The city has one of the oldest universities in the world, and in the Middle Ages the city was the spiritual center of Islam. Fez has 800 mosques (to which, as a rule, schools were attached), many thousands of shops and houses where 125,000 people can find shelter. In the 13th century it was one of the most significant cities in the world.
The main mosque (Karaouin) was built in the 9th century and expanded in the 13th century. It can accommodate 22,000 people and is the largest mosque in North Africa. It also includes a university and a luxurious library. As was often the case in Islamic architecture, its appearance was not given much importance, and the labyrinth of houses surrounding it further obscures its appearance. In the mosque itself, the abundance of carefully crafted inscriptions and tile ornaments is striking.
In addition to the university, Fes has a number of Muslim schools (madrasas). As a rule, they consist of three rooms: a school, a prayer hall and a library, united by a central courtyard. There is a fountain in the center. Particularly impressive is the luxuriously decorated Bu-Inania Madrasah. Similarities with Spanish-Moorish architecture cannot be overlooked. A strange combination of windows, wooden blocks and copper bowls must be a 13th century water clock, but until today no one has guessed how they function. The bowls were probably molded by the ancestors of those men who still today stand on Seffarine Square and work various metal products in front of the eyes of passers-by. Dyers and tanners are two other professions that have not disappeared in Fez at all times. There is still a water mill in the dyeing souk (market square) on the river,
Further down the river, tanners can be found working hard. Look at them if you can stand the smell. In the medina of Fez, many traditional crafts are alive. Here is a carpet and weaving workshop – the same hand movements, the same woolen threads, colors and patterns as a thousand years ago. Here is a potter’s wheel and blue paints for painting on glaze. After the king moved to Rabat, Fez became an ordinary provincial town. The capital of the state has left here. The capital of the craft has remained.

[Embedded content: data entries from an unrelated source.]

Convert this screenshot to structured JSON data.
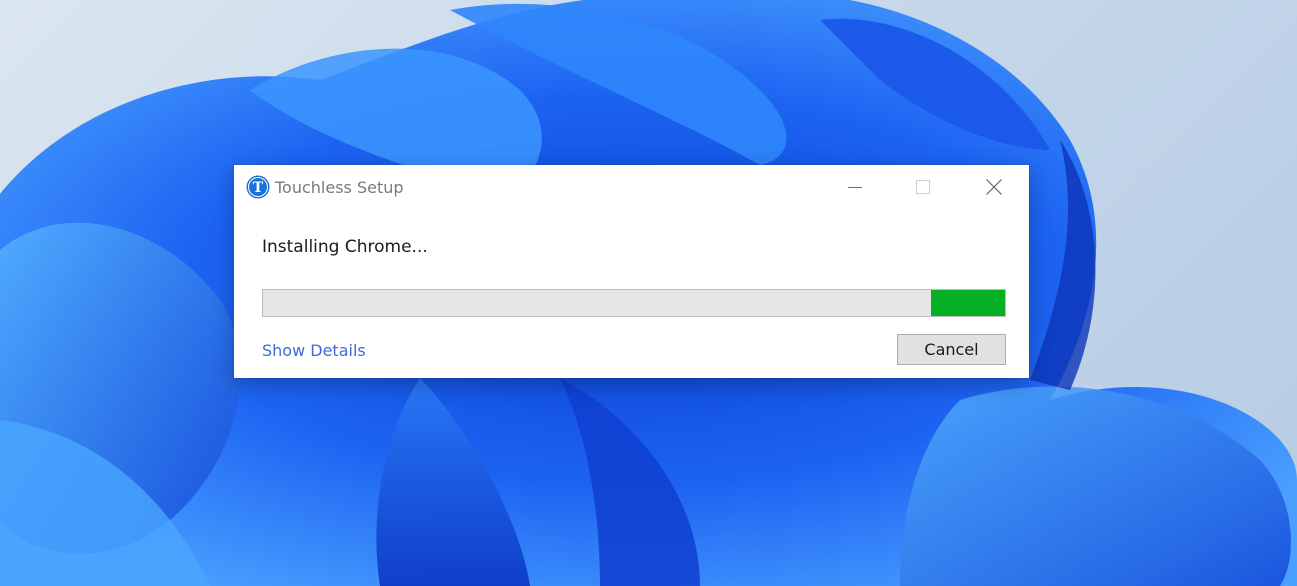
{
  "window": {
    "title": "Touchless Setup",
    "app_icon_letter": "T",
    "app_icon_color": "#1a73d9"
  },
  "installer": {
    "status": "Installing Chrome...",
    "progress_fraction": 0.1,
    "progress_color": "#06b025",
    "show_details_label": "Show Details",
    "cancel_label": "Cancel"
  },
  "colors": {
    "link": "#3f6ad8",
    "wallpaper_primary": "#1f5bf0"
  }
}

The city is famous for its leather products, which are made using ancient methods, without the use of modern materials.
Located 15 km from Tetouan, Tamuda Bay stretches along the coast from M’dika to Fnidek on 50 hectares, offering visitors the highest quality service. Names associated with it are Wadi Negro, Restinga, Marina Smear and Holiday Club. This resort includes an 18-hole golf course, the stilt town of Smear Lagoon, a water park, shops, restaurants and two seaside resorts: Marina Kabila and Marina Smear. The town on stilts has water sports facilities and thalassotherapy centres. On the program: soothing walks along the long and beautiful promenade, diving from Marina Smir for beginners, or visiting the waters of the strait.